Once the mutton soften, it would transferred to an iron wok to dry fry it. It is a perfect dish for a special occasion or as a weekend treat to enjoy with family and friends. All spices used in my recipes are homemade which gives the curry a different taste and amazing aroma. I use either powdered form or straight away use the full spices and blend them to a paste. You can do that too. Hope you will try my recipes with success. Enjoy!



INGREDIENTS
1 kg Mutton (meat only)
3 big onions
2 big tomatoes
1 tablespoon garlic paste
1 tablespoon ginger paste
1 tablespoon plain chili powder (depends of the heat you prefer)
1/2 tablespoon meat curry powder
1 tablespoon fennel powder
1 tablespoon cumin powder
1 tablespoon kasa kasa powder
1 teaspoon of turmeric powder
1/2 teaspoon black pepper powder
3 small sticks cinnamon
3 star anise 
5 cloves
5 cardamon pots
1 tablespoon fennel seeds
2 sprigs curry leaves
1/2 cup coriander leaves (roughly chopped)
5 tablespoons oil
Salt to taste

PREPARATION METHOD
  1. Heat oil in a claypot, add cinnamon sticks, star anise, cloves, cardamon pods and fennel seeds. Once the spices pop up, add in the onions and curry leaves. Saute till the onions turn golden brown.
  2. Now add in the mutton together with its juices, ginger garlic paste, tomatoes, fennel powder, cumin powder, kasa kasa powder, black pepper powder and turmeric powder, salt to taste and combined all ingredients well. (No need to add water at this moment, as the juices from the mutton and tomatoes will disperse.) 
  3. Put on the lid and cook about 2-3 hours till the mutton is soft.
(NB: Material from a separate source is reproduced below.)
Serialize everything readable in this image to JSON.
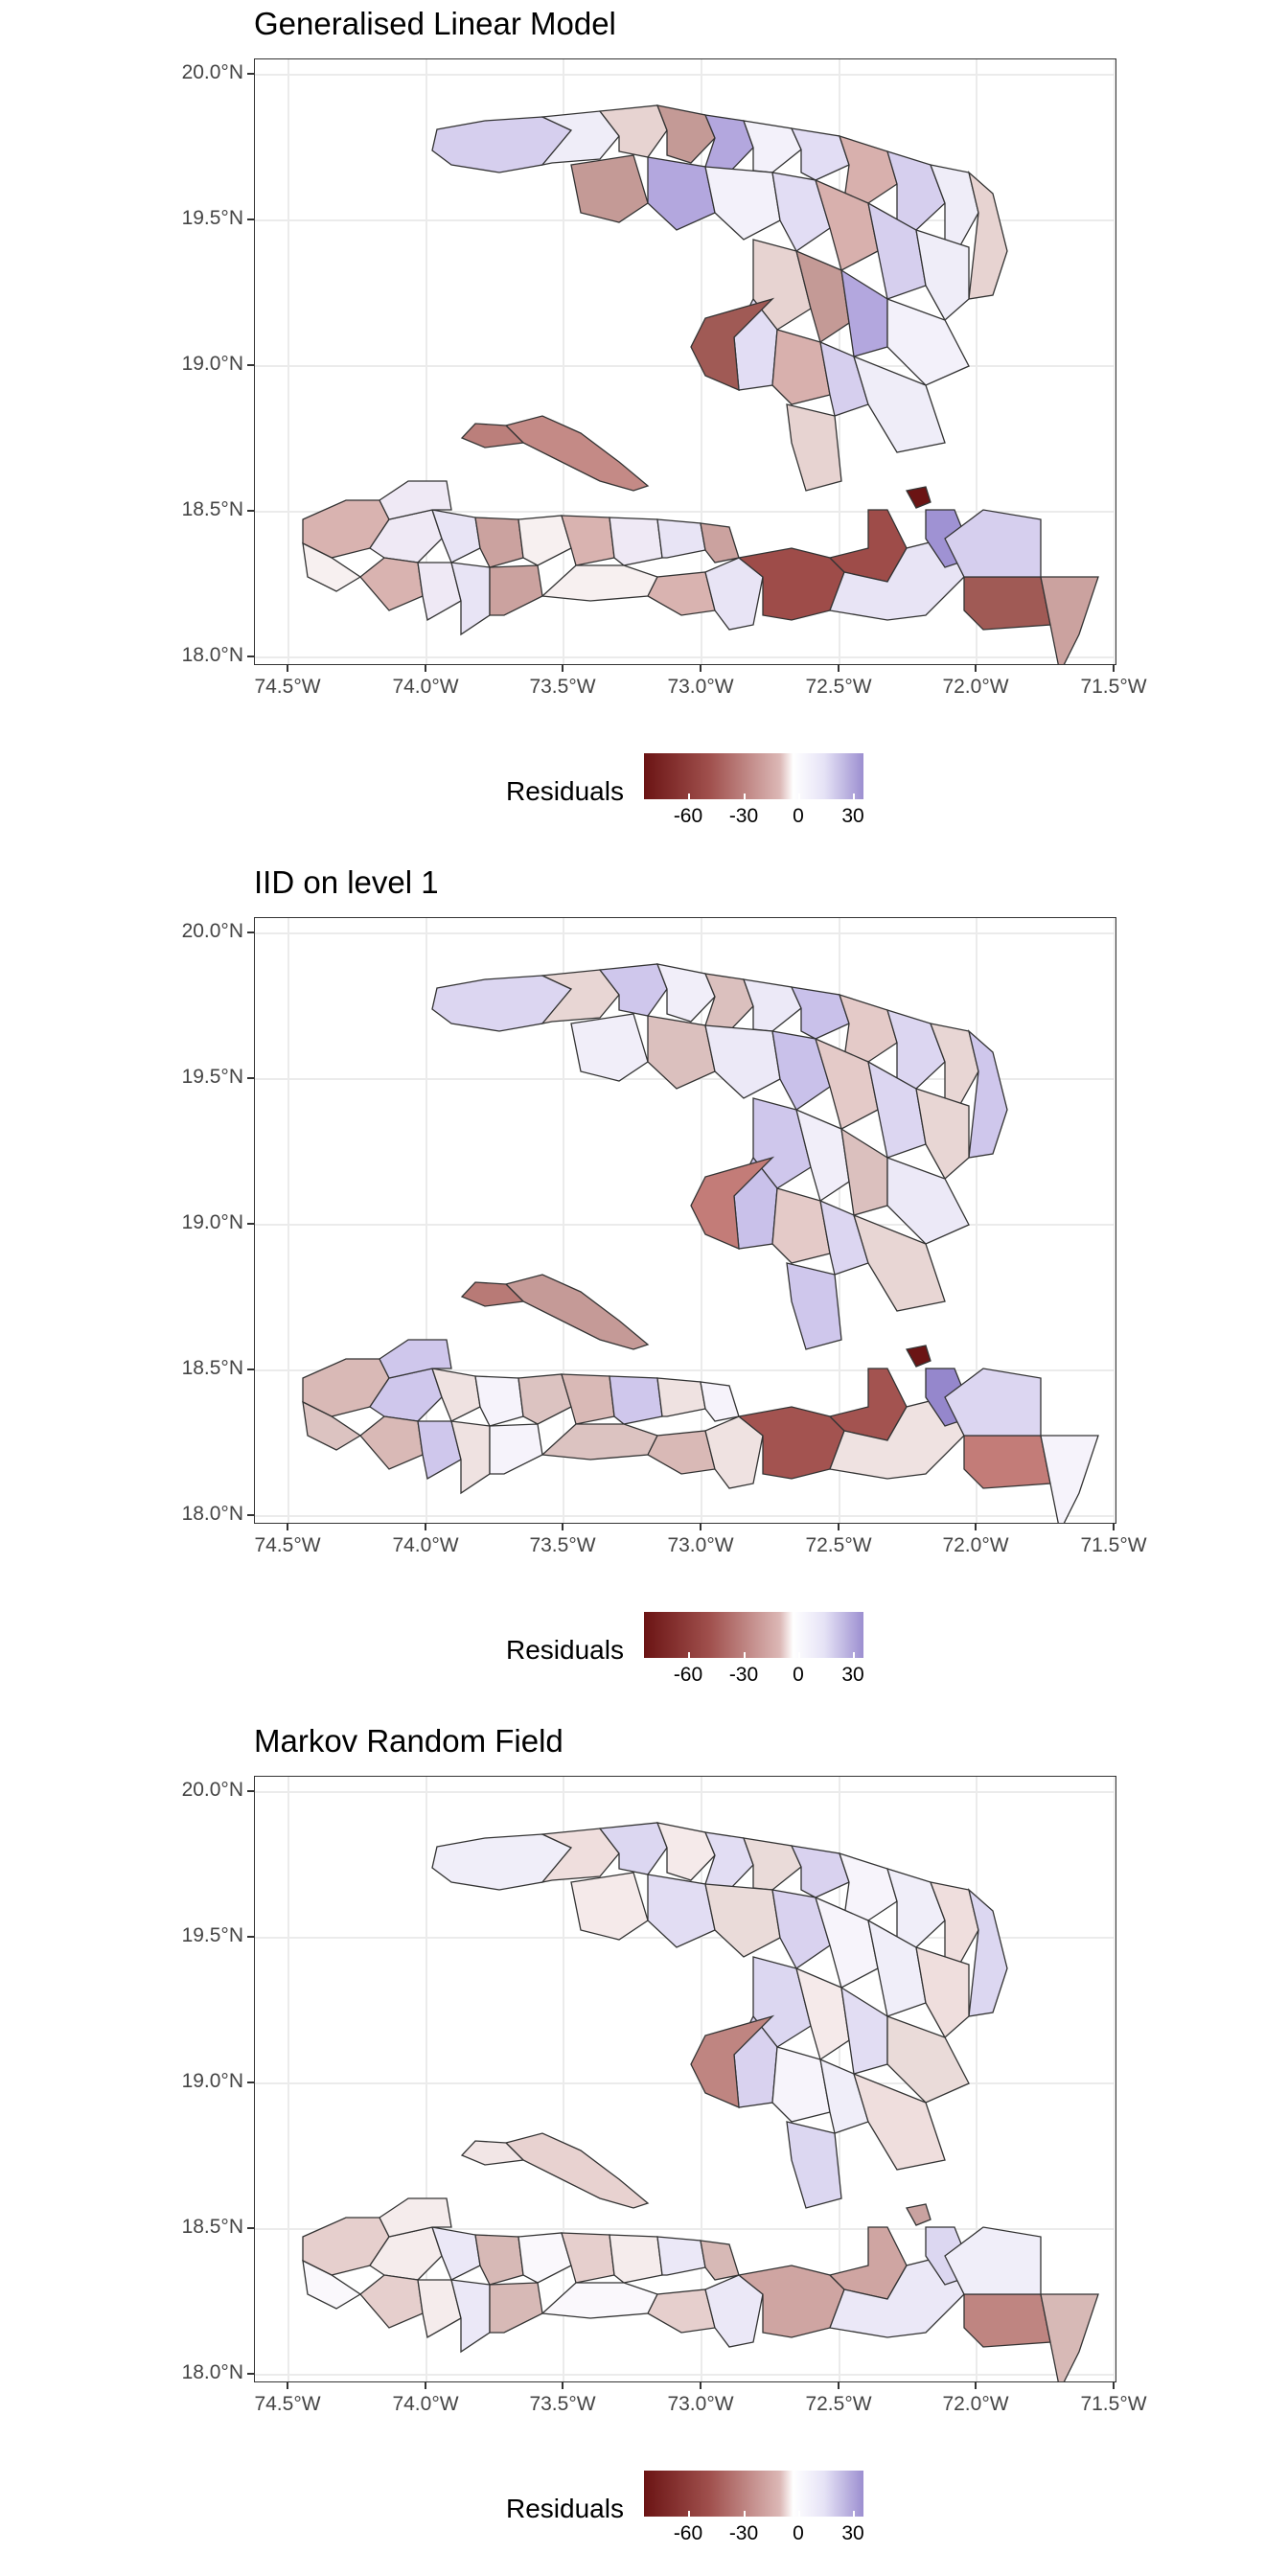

Off and on mix the ingredients and check the texture of the mutton. 
  4. Once the water is reduced and the oil starts to separate (make sure the mutton is soft otherwise add some water till it is soften) transfer the mutton into a wok.
TO DRY FRY THE MUTTON
  1. Heat a wok and transfer the mutton into the wok.
  2. Add in the plain chili powder and the meat curry powder. Stir well in the oil till the raw smell goes away.
  3. Into that add the coriander leaves and keep on stirring till the mutton nicely combined in the oil and it is totally dried. Off the stove.
  4. Best eaten with ghee rice or plain rice.